The presence of cardiovascular dysfunction can contribute to weaning failure by augmenting the loads on the respiratory system and reducing neuromuscular capacity. , Cardiovascular dysfunction can result from physiologic changes that occur during the resumption of unassisted spontaneous breathing. When spontaneous breathing resumes, the intrathoracic pressure during inspiration is negative, leading to increased left ventricular preload and afterload. Increased heart loads augment myocardial oxygen demand and may precipitate myocardial ischemia in patients with coronary artery disease. Pulmonary vascular congestion may also increase.
Jubran and colleagues examined hemodynamics and mixed venous saturation in patients during weaning trials. Successfully weaned patients demonstrated increases in the cardiac index and oxygen transport compared with values observed during mechanical ventilation. Patients who failed weaning did not increase oxygen delivery to the tissues because, in part, of elevated right and left ventricular afterloads. Consequently, these abnormalities have the potential to jeopardize respiratory muscle function.
In intensive care unit (ICU) patients, congestive heart failure in predisposed patients may occur as a consequence of an increase in venous return, volume overload, or catecholamine release induced by physiologic stresses, such as weaning. Impairment of cardiovascular function can be magnified in cases with a positive fluid balance.
Studies have shown that using a T-tube (instead of pressure support and PEEP) to perform an SBT in difficult-to-wean patients may elicit an adverse cardiovascular response; when support is added (in the form of pressure support and PEEP), respiratory and cardiovascular function both improve.
In the ICU setting, noninvasive tools are available (e.g., echocardiography and measurement of plasma B-type natriuretic peptide [BNP]) to help diagnose cardiovascular dysfunction. Up to 50% of patients who fail a weaning test exhibit cardiogenic pulmonary edema (based on BNP measurements and/or echocardiography), which is more common in patients with COPD and in patients with underlying cardiac dysfunction.
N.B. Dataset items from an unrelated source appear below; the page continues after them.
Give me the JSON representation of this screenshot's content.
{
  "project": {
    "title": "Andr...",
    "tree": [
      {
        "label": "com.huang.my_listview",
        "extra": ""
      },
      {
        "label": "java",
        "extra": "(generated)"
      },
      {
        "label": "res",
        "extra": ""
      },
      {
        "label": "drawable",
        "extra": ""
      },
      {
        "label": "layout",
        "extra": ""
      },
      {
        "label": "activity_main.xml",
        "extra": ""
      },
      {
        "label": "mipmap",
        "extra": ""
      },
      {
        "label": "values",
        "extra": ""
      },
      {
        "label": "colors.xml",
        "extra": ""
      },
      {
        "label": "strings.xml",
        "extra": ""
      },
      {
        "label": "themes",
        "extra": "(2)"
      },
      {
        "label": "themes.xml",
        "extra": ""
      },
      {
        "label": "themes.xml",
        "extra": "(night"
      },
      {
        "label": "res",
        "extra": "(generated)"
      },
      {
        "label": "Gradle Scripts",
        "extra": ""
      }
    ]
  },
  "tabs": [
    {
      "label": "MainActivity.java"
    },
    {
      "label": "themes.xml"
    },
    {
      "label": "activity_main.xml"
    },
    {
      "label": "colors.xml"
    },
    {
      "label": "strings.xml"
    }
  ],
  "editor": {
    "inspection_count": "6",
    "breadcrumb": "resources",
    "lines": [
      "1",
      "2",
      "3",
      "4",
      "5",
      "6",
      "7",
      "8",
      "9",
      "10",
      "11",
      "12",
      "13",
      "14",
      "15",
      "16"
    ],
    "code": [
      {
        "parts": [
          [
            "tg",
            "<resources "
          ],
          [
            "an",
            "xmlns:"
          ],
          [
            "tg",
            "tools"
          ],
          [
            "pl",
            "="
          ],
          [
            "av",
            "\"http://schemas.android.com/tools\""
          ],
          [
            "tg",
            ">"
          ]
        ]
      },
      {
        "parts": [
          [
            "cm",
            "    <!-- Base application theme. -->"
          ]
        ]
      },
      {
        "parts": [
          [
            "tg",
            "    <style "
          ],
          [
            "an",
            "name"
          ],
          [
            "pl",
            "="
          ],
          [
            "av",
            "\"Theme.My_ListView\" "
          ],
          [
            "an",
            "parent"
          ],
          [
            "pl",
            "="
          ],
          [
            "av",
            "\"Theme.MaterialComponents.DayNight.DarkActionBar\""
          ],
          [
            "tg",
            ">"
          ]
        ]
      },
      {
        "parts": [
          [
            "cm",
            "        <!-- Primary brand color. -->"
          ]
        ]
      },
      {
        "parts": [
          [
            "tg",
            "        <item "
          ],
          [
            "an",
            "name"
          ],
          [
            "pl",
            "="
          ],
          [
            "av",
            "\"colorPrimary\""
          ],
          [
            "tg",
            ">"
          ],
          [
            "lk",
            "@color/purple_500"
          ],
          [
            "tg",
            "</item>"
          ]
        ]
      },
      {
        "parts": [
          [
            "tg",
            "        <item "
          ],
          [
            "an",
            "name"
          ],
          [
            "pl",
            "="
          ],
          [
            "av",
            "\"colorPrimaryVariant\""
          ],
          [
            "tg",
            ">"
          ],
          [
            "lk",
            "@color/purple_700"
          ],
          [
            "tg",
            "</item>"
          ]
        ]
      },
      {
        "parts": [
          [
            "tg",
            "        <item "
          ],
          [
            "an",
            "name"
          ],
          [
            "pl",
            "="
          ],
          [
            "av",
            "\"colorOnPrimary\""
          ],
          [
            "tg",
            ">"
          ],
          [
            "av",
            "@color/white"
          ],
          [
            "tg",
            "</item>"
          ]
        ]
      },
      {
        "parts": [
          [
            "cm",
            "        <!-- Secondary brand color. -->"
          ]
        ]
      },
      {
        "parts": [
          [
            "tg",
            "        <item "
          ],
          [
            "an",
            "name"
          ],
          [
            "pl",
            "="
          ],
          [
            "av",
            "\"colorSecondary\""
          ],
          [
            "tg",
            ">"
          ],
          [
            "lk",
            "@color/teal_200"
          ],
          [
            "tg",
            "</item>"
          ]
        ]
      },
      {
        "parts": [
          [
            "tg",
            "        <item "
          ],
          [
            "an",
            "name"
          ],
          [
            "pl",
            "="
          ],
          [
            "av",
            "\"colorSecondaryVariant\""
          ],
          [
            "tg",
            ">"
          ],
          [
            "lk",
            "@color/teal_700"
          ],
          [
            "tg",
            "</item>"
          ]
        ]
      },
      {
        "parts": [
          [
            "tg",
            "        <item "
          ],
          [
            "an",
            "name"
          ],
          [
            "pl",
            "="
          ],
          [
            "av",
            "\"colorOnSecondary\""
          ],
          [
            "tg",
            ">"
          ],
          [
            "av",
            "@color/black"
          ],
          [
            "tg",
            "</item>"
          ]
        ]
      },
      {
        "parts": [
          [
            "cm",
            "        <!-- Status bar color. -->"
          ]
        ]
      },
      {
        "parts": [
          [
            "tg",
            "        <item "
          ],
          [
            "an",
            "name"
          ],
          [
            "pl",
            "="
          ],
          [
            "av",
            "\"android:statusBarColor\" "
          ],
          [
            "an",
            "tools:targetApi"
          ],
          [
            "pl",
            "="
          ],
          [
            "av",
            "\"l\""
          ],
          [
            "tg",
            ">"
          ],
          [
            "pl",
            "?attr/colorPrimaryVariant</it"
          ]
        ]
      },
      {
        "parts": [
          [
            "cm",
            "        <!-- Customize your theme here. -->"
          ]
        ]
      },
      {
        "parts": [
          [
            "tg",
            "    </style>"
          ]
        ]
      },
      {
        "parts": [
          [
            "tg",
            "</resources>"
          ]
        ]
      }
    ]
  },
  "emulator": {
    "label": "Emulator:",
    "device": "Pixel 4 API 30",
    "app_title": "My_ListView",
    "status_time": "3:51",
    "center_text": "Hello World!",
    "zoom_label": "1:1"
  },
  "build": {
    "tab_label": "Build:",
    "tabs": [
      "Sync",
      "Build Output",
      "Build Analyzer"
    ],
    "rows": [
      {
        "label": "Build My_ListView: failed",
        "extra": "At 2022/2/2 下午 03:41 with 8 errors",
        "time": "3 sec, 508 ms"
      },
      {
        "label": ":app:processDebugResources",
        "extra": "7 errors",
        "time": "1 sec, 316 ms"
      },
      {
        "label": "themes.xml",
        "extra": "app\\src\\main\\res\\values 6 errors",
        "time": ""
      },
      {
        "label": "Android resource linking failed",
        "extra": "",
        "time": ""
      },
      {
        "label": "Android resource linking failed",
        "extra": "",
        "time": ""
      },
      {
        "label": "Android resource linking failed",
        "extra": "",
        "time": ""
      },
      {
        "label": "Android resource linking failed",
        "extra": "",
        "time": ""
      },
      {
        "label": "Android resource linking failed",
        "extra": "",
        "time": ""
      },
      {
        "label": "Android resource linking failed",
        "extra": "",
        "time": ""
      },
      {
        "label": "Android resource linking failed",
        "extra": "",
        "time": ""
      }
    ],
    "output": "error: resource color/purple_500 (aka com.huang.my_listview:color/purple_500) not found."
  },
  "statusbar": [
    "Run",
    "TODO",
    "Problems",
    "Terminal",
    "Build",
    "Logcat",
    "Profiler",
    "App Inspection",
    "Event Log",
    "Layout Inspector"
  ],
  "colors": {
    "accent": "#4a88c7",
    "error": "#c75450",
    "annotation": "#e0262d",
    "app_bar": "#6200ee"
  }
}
Mekontso-Dessap and colleagues showed that BNP-guided administration of diuretics can reduce weaning time, particularly in patients with left ventricular systolic dysfunction. That same group of authors has also shown that isolated diastolic dysfunction may be associated with a longer weaning time and increased filling pressures, with impaired left ventricular relaxation potentially being a key mechanism for failure of the weaning trial.